Boeing reportedly lay off roughly 400 employees in Washington and 500 in California as part of their staff reduction initiative. The aerospace giant is in the process of shrinking its global workforce by 10%, having previously announced plans to cut about 17,000 jobs. As part of this endeavour, the company fired off approximately 400 employees in November, all of whom were members of Boeing’s professional aerospace labour union.
Boeing’s commercial, defence, and global services departments have borne the brunt of the layoffs in Washington and California.

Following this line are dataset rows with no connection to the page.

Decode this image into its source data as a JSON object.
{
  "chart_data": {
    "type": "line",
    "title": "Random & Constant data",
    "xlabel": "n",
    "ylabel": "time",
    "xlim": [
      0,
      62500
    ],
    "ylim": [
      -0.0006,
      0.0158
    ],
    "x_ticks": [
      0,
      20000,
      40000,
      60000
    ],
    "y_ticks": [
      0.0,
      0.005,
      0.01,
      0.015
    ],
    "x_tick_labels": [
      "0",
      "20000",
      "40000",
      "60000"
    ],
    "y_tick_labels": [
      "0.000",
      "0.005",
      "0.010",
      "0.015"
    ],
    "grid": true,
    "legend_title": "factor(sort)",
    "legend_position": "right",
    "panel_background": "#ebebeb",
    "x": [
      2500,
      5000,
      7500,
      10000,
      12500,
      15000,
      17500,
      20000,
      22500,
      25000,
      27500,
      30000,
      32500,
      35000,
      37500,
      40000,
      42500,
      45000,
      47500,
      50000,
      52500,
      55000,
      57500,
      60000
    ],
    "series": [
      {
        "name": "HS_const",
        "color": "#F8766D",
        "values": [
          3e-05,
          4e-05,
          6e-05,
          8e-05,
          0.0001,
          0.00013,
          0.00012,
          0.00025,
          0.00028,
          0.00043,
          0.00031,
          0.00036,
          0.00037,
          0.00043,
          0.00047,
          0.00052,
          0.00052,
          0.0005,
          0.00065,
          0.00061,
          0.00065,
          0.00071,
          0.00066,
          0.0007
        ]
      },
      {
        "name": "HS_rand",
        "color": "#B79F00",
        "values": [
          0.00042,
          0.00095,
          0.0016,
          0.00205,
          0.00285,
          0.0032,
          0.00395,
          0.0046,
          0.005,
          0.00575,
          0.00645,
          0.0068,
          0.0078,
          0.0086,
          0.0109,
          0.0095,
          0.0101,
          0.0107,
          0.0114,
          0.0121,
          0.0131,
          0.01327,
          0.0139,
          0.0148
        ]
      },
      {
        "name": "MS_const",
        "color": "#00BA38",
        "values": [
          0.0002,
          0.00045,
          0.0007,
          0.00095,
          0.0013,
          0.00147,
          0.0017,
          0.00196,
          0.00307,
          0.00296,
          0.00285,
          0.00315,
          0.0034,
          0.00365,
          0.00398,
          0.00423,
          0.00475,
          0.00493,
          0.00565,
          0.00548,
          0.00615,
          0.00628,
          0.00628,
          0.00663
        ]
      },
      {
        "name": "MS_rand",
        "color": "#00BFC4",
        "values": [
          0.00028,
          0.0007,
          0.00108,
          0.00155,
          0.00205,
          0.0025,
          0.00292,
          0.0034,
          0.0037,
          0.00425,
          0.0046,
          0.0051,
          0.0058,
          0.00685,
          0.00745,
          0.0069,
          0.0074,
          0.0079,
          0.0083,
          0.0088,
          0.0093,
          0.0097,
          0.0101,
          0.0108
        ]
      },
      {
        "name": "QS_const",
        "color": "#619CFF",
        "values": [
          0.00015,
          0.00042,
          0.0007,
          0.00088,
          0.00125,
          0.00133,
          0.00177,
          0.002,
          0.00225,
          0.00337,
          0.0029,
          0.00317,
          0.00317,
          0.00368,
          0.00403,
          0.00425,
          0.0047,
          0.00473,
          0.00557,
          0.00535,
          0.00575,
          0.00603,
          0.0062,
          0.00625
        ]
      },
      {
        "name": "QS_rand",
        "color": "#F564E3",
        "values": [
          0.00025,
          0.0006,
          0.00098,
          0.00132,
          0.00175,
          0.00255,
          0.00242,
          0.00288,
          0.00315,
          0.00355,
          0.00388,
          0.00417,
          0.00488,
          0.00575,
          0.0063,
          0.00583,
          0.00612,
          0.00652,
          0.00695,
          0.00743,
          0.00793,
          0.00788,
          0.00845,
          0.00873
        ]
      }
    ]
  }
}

The company has been coping with a financial problem for some time. Furthermore, employees went on strike for eight weeks, bringing production to a stop. The layoff is unsurprising given that Boeing earlier announced plans to cut 17,000 positions while 33,000 workers were on strike, demanding a 40% wage hike, among other things. The strike has hampered production of the 737 MAX and 777 planes, among other aircraft. The company’s loss due to the labour strike was reportedly approximately $5 billion in Q3. During the strike, it was reported that Boeing was losing around $1 billion each month.
At the time of the November layoffs, Boeing indicated that eligible employees will receive career transition support as well as discounted healthcare benefits for three months. Severance pay of one week’s earnings for each year of service would be provided.
Boeing is now focused on restarting production of the 737 MAX aircraft, which was stalled by a walkout involving over 33,000 employees.